The lone white pioneer woman became a power in the land, which Sir Claude Macdonald, then British Governor, recognised by appointing her British Consul for the Okoyong province. Strange were the scenes afterwards witnessed when fierce chiefs appeared at the missionary heroine’s Native Court and “palavers”, and bowed to her judgments and counsels. Miss Slessor’s sphere of operations gradually extended, and all over the country, as she moved from village to village, the people flocked to her for medicine, protection, and aid. Nothing came amiss to her who was known as “Queen,” and showed herself just as ready to take to her arms the castaway child in the bush, as she was energetic in persuading a belligerent chief that “Ma’s” law was just and good.
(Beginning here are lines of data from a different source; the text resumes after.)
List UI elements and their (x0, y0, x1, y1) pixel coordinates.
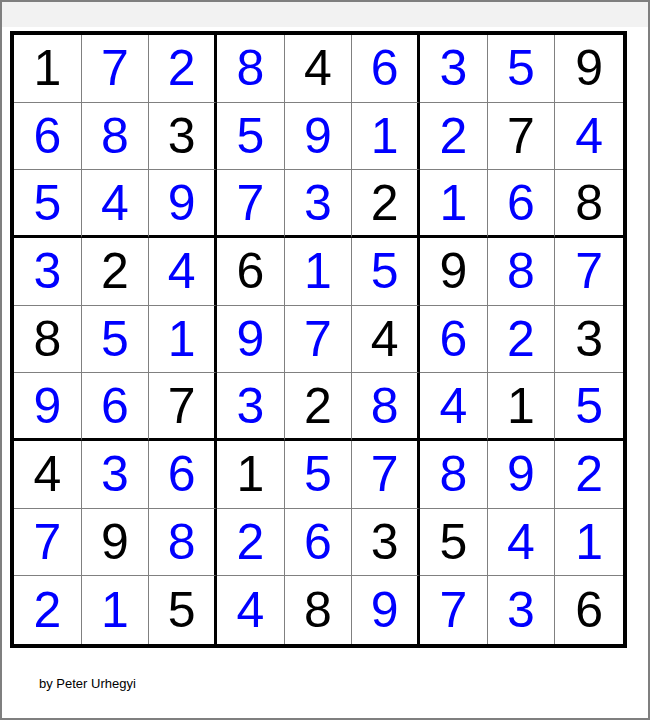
cell-r7c1[interactable]: 4 (14, 441, 82, 509)
cell-r8c7[interactable]: 5 (420, 509, 488, 577)
cell-r2c3[interactable]: 3 (149, 103, 217, 171)
cell-r3c3[interactable]: 9 (149, 170, 217, 238)
cell-r8c4[interactable]: 2 (217, 509, 285, 577)
cell-r4c2[interactable]: 2 (82, 238, 150, 306)
cell-r9c9[interactable]: 6 (555, 576, 623, 644)
cell-r4c3[interactable]: 4 (149, 238, 217, 306)
page: 1728463596835912745497321683246159878519… (0, 0, 650, 720)
cell-r5c2[interactable]: 5 (82, 306, 150, 374)
cell-r9c1[interactable]: 2 (14, 576, 82, 644)
cell-r9c4[interactable]: 4 (217, 576, 285, 644)
cell-r7c6[interactable]: 7 (352, 441, 420, 509)
cell-r6c2[interactable]: 6 (82, 373, 150, 441)
cell-r6c8[interactable]: 1 (488, 373, 556, 441)
cell-r7c8[interactable]: 9 (488, 441, 556, 509)
cell-r6c1[interactable]: 9 (14, 373, 82, 441)
cell-r4c5[interactable]: 1 (285, 238, 353, 306)
cell-r9c8[interactable]: 3 (488, 576, 556, 644)
cell-r5c1[interactable]: 8 (14, 306, 82, 374)
cell-r3c4[interactable]: 7 (217, 170, 285, 238)
sudoku-board: 1728463596835912745497321683246159878519… (10, 31, 627, 648)
cell-r3c9[interactable]: 8 (555, 170, 623, 238)
cell-r8c1[interactable]: 7 (14, 509, 82, 577)
cell-r6c4[interactable]: 3 (217, 373, 285, 441)
cell-r7c4[interactable]: 1 (217, 441, 285, 509)
cell-r1c8[interactable]: 5 (488, 35, 556, 103)
cell-r8c6[interactable]: 3 (352, 509, 420, 577)
top-strip (2, 2, 648, 27)
cell-r2c4[interactable]: 5 (217, 103, 285, 171)
cell-r7c9[interactable]: 2 (555, 441, 623, 509)
cell-r2c6[interactable]: 1 (352, 103, 420, 171)
cell-r1c7[interactable]: 3 (420, 35, 488, 103)
cell-r9c2[interactable]: 1 (82, 576, 150, 644)
cell-r9c5[interactable]: 8 (285, 576, 353, 644)
cell-r8c5[interactable]: 6 (285, 509, 353, 577)
cell-r5c7[interactable]: 6 (420, 306, 488, 374)
cell-r3c7[interactable]: 1 (420, 170, 488, 238)
cell-r4c6[interactable]: 5 (352, 238, 420, 306)
cell-r1c9[interactable]: 9 (555, 35, 623, 103)
cell-r8c9[interactable]: 1 (555, 509, 623, 577)
cell-r9c7[interactable]: 7 (420, 576, 488, 644)
cell-r1c2[interactable]: 7 (82, 35, 150, 103)
cell-r9c6[interactable]: 9 (352, 576, 420, 644)
cell-r3c2[interactable]: 4 (82, 170, 150, 238)
cell-r3c6[interactable]: 2 (352, 170, 420, 238)
cell-r8c2[interactable]: 9 (82, 509, 150, 577)
cell-r5c8[interactable]: 2 (488, 306, 556, 374)
cell-r7c5[interactable]: 5 (285, 441, 353, 509)
cell-r5c4[interactable]: 9 (217, 306, 285, 374)
cell-r2c8[interactable]: 7 (488, 103, 556, 171)
cell-r2c2[interactable]: 8 (82, 103, 150, 171)
cell-r6c7[interactable]: 4 (420, 373, 488, 441)
cell-r8c8[interactable]: 4 (488, 509, 556, 577)
cell-r1c5[interactable]: 4 (285, 35, 353, 103)
cell-r1c1[interactable]: 1 (14, 35, 82, 103)
cell-r5c5[interactable]: 7 (285, 306, 353, 374)
author-caption: by Peter Urhegyi (39, 676, 136, 691)
cell-r3c8[interactable]: 6 (488, 170, 556, 238)
cell-r5c6[interactable]: 4 (352, 306, 420, 374)
cell-r4c8[interactable]: 8 (488, 238, 556, 306)
cell-r3c1[interactable]: 5 (14, 170, 82, 238)
cell-r7c3[interactable]: 6 (149, 441, 217, 509)
cell-r2c5[interactable]: 9 (285, 103, 353, 171)
cell-r4c1[interactable]: 3 (14, 238, 82, 306)
cell-r2c1[interactable]: 6 (14, 103, 82, 171)
cell-r5c3[interactable]: 1 (149, 306, 217, 374)
cell-r1c3[interactable]: 2 (149, 35, 217, 103)
cell-r8c3[interactable]: 8 (149, 509, 217, 577)
cell-r6c6[interactable]: 8 (352, 373, 420, 441)
cell-r6c9[interactable]: 5 (555, 373, 623, 441)
cell-r4c7[interactable]: 9 (420, 238, 488, 306)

Remarkable as the triumphs of her work have been in promoting race pacification, raising the status of native women, establishing schools for children, etc., Miss Slessor’s mind was far too broad to be confined to any specified line of activities. Her recognition of the value of skilled manual toil for the natives was seen in founding the Hope-Waddell Industrial Training Institution in 1895, while the help that she has given in opening up the country to trade has been enormous.

Noticeable, too, is the fight which Miss Slessor has made against the abominations of the gin traffic. No one in Southern Nigeria knows better than she, the havoc wrought by the gin trader upon the hapless natives. Pathetic to relate, it has been this pioneer’s lot, after combating cannibalism and slavery, to be engaged in resisting the sale of gin and other spirituous liquors which, far and wide, have imposed another slavery on the land. All friends of temperance are grateful to Miss Slessor’s witness to this great cause on African shores.

Frequently she has received thanks from state officials and others for services to her adopted land, and quite recently was enrolled as an Honorary Associate of the Order of the Hospital of St. John of Jerusalem in England, of which the king is Sovereign Head and Patron, the only form of official honour conferred on women in Great Britain.

The foremost crusading missionary that the Calabar Mission has had, Miss Slessor has finally made Itu(Note) her mission home, originally the site of the greatest slave-markets on the Cross River, and there in the sunset of life nobly spent, she still labours for the cause she loves.

Miss Slessor has stood for an ideal, the ideal of doing good to her fellow- creatures, in a sphere where she felt that humanity most needed the guiding instinct and the specialised insight of woman.

It will certainly be admitted that in Mary Slessor, a good woman has made the corner of God’s footstool which she occupied, better for her appearing.

Editorial Note: Actually, by 1914, Miss Slessor was at Ikpe

Note: The lower half of the fourth page comprises a “Pledge” to be completed by those promising “to abstain from all Intoxicating Liquors” and sent to the Scottish Temperance League.